Thoughts on mark - to - market accounting

Every "solution" comes with its own set of problems. Fair value accounting or mark-to-market was a solution to some of the problems from the scandals earlier in the decade. Unfortunately, the brainiacs that came up with it never anticipated that an entire class of securities could be percieved as being worthless virtually overnight.

Even if you went back to putting them on the BS at cost, that might alter the scramble for new capital at some institutions but it wouldn't necessarily restart a market for the paper.

Of course, it's fine to consider alternatives with care, but it takes some time. Meanwhile we are in a death spiral. One firm makes a distress sale and another has to mark down their assets. Then they have to raise capital at poor prices. Then Paulson and Bernanke decide whether to help out and which shareholders and bondholders are protected.

This process is not fair. It is not capitalism. It is not a free market. We need a time out.

FASB has a pending amendment to FAS 157 that provides an example of valuation of illiquid securities. The comment period ends tomorrow. They will vote on Friday and it will apply to third-quarter reports. It clarifies the rule.

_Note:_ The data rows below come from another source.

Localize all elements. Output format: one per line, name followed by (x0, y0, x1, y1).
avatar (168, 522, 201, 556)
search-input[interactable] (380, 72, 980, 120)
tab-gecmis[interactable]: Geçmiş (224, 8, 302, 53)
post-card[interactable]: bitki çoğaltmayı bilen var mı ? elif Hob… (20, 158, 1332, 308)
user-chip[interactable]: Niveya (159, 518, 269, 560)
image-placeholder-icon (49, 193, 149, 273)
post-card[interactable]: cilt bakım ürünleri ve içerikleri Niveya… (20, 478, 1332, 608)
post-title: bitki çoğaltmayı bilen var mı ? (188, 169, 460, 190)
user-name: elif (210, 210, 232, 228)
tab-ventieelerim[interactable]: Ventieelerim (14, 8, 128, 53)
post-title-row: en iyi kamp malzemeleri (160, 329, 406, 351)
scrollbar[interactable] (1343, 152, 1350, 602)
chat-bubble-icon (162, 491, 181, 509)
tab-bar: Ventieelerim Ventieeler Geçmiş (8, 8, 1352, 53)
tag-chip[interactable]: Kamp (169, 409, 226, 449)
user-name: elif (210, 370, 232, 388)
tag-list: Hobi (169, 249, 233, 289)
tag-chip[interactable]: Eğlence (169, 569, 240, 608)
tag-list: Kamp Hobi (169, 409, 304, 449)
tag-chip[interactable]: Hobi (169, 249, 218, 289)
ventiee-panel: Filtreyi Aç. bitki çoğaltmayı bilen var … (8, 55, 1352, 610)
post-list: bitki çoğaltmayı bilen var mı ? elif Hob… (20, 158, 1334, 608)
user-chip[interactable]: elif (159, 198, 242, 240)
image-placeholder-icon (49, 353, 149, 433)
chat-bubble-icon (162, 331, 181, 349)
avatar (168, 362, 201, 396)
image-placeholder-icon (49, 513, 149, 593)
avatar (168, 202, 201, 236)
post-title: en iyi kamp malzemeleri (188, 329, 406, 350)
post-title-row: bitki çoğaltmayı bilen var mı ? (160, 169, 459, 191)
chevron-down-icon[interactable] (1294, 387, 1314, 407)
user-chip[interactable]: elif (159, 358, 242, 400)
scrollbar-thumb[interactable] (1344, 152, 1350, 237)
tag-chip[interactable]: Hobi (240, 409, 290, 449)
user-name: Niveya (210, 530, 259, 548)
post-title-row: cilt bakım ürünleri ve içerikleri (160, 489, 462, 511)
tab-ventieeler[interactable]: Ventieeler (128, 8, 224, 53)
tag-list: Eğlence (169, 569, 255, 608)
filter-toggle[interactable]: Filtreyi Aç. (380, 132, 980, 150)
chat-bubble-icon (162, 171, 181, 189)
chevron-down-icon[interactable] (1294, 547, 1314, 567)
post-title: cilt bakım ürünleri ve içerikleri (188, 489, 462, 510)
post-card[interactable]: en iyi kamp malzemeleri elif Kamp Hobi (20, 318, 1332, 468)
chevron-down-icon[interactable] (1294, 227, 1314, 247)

Oh boy, Barney Frank is scheduling some hearings. There will be a change, but it will not help the financial institutions that have been wiped out in the interim.

But then again, one simply cannot have a mark to market when no market exists. There is no problem marking to market for a stock. Take IBM (IBM) for example. If you want to buy or sell 1 million shares, you can easily go through the process of price discovery by going down to the NYSE (NYX) and asking the crowd and specialist and representatives of upstairs sell-side traders where the market is. There are plenty of players to make a market. For the corporate bond market and asset backed securities markets, the market is a fiction. You have very few dealers who will make a market in these securities. If you are a seller - fahgetaboudit. There is not market for those securities. It is a loose confederation of dealers. Price discovery is weak at best. You are at the mercy of a few people who are the "market."

How logical is it to "value" illiquid, long-term assets on the "market" when none exists? To "value" these securities at fire-sale prices, determined by desperate sellers? Why is their value set by the latest sale, by the idiot of the moment?